John and I met at an eco-conscious lunch spot to discuss a new project. There I drank coffee stronger than I’d ever tasted in a mug larger than I’d ever seen. Too late I remembered that caffeine gives me the jitters.

A third person joined us for the meeting. John was effusive in his praise for my accomplishments as he introduced me to this older gentleman.  Way too effusive. It’s hard to live up to such superlatives, especially while trying to keep one’s hands from caffeine-related jitters.

The men ordered soup and sandwiches. I quickly ordered the first salad listed and turned my attention back to the meeting. When my meal arrived I was alarmed. Dark, unfamiliar vegetation loomed over the plate. The leaves looked quite a bit like invasive weeds. I dug in bravely, hoping that once I’d gotten some nourishment the coffee shakes would wear off.
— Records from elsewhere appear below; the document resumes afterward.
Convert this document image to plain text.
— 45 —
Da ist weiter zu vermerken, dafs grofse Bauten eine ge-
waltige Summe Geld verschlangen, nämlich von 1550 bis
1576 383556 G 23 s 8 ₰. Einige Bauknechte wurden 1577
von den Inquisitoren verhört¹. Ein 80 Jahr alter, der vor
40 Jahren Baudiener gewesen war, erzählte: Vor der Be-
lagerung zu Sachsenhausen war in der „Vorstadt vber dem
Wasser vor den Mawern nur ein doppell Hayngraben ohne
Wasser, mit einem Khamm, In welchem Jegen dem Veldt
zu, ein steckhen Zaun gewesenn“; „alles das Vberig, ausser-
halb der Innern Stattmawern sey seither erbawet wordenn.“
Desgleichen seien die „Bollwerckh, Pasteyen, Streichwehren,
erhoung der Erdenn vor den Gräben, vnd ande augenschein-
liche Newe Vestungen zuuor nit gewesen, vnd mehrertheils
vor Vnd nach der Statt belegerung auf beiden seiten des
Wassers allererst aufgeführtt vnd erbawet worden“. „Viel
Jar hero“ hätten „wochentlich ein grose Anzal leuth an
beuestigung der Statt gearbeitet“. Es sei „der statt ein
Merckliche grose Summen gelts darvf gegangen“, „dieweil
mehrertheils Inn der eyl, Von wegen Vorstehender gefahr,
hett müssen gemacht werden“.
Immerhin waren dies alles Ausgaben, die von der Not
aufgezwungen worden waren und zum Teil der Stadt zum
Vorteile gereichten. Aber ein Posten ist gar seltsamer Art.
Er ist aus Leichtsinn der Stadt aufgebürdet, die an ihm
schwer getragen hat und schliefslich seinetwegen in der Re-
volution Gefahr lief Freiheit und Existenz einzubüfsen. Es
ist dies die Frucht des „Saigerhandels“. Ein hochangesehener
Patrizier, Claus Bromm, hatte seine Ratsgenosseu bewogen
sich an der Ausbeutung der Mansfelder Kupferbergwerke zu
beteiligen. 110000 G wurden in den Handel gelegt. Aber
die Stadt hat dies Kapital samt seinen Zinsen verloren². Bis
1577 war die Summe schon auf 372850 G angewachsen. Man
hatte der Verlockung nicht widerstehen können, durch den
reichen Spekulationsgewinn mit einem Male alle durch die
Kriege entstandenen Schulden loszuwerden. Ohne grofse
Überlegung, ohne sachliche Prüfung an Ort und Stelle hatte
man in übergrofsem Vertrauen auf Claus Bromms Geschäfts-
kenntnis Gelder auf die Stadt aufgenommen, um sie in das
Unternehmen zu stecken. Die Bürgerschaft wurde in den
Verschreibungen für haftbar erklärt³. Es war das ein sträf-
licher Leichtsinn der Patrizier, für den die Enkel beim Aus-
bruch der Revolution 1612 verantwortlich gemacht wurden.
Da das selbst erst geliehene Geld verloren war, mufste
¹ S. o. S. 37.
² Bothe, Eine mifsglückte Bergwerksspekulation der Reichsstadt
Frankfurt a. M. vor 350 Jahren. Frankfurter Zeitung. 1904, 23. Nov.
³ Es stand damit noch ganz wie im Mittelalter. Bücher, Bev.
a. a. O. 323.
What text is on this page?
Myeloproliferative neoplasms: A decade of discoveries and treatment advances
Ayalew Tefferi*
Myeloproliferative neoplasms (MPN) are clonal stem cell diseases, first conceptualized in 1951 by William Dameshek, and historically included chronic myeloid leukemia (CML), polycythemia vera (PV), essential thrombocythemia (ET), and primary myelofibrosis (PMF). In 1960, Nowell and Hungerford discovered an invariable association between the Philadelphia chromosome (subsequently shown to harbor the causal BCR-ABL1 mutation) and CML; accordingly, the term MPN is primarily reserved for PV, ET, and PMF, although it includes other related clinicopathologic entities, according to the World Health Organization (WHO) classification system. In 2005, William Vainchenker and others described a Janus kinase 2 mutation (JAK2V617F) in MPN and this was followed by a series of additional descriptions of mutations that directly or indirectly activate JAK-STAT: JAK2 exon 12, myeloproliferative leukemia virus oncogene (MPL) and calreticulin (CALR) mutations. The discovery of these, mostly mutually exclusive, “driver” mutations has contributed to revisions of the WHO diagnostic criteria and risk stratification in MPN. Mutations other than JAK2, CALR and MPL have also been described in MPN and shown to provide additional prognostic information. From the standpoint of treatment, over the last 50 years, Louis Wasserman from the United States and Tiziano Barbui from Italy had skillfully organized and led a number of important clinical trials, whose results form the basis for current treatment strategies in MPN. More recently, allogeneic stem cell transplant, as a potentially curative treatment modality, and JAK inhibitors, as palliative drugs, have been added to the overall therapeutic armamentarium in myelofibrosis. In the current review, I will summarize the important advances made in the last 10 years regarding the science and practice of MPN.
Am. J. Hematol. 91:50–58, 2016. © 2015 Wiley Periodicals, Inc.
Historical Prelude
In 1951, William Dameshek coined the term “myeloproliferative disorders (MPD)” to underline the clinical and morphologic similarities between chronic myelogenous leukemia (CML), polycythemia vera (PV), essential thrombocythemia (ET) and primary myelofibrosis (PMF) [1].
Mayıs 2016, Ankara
My tablemates had charming manners. They took small bites, wiped their mouths carefully, and added wonderful insights to the conversation only after swallowing. In the meantime I discovered the giant plants on my plate couldn’t be cut in pieces with ordinary tableware. Instead I had to bend them in half with my fork and hope that dressing didn’t dribble on the table, my clothes, or chin as I drove each bite resolutely into my mouth. To cope, I listened intently and kept my comments to a minimum.

Just as I was inserting a neatly folded plant leaf in my mouth John addressed a question to me. A serious, lengthy reply sort of question. I was in trouble. Not because I had no response. No, because the process of shoveling in a huge bent leaf took longer than a sip of soup or bite of sandwich ever could.

Worse yet, the leaf was larger than my coffee-addled brain anticipated. As it headed toward my lips it seemed to grow. Because the food was already partway in my mouth it was too late to throw the whole action in reverse. So I shoved the rest of it in, afraid that I looked like one of those mulching machines grinding a tree branch.

A conversational pause developed around the table as my lunch companions politely waited for me to answer. I hurried, hoping after a few quick chewing motions I’d be able to respond.

No such luck. As I pulled the fork out of my mouth the unexpected happened.

That hulking leaf unfolded. Like an angry vegetable on a rampage it sprung fully open and leaped to the back of my throat, instantly triggering a gag reflex.

There was nothing I could do.  Reflexes do not respect politeness nor honor the presence of a saint. My eyes widened in horror as my mouth involuntarily flung open. The entire lettuce leaf emerged at top speed from my gaping maw right onto the plate.  Gag related tears sprung to my eyes and gag related saliva hovered with great drool potential on my lower lip.

It is a testament to the training of those involved in the peace movement that my companions didn’t bolt from the table.  They didn’t even blink.

John looked at me kindly. As if his wording had caused me some discomfort, he said without a hint of irony, “Let me rephrase the question.”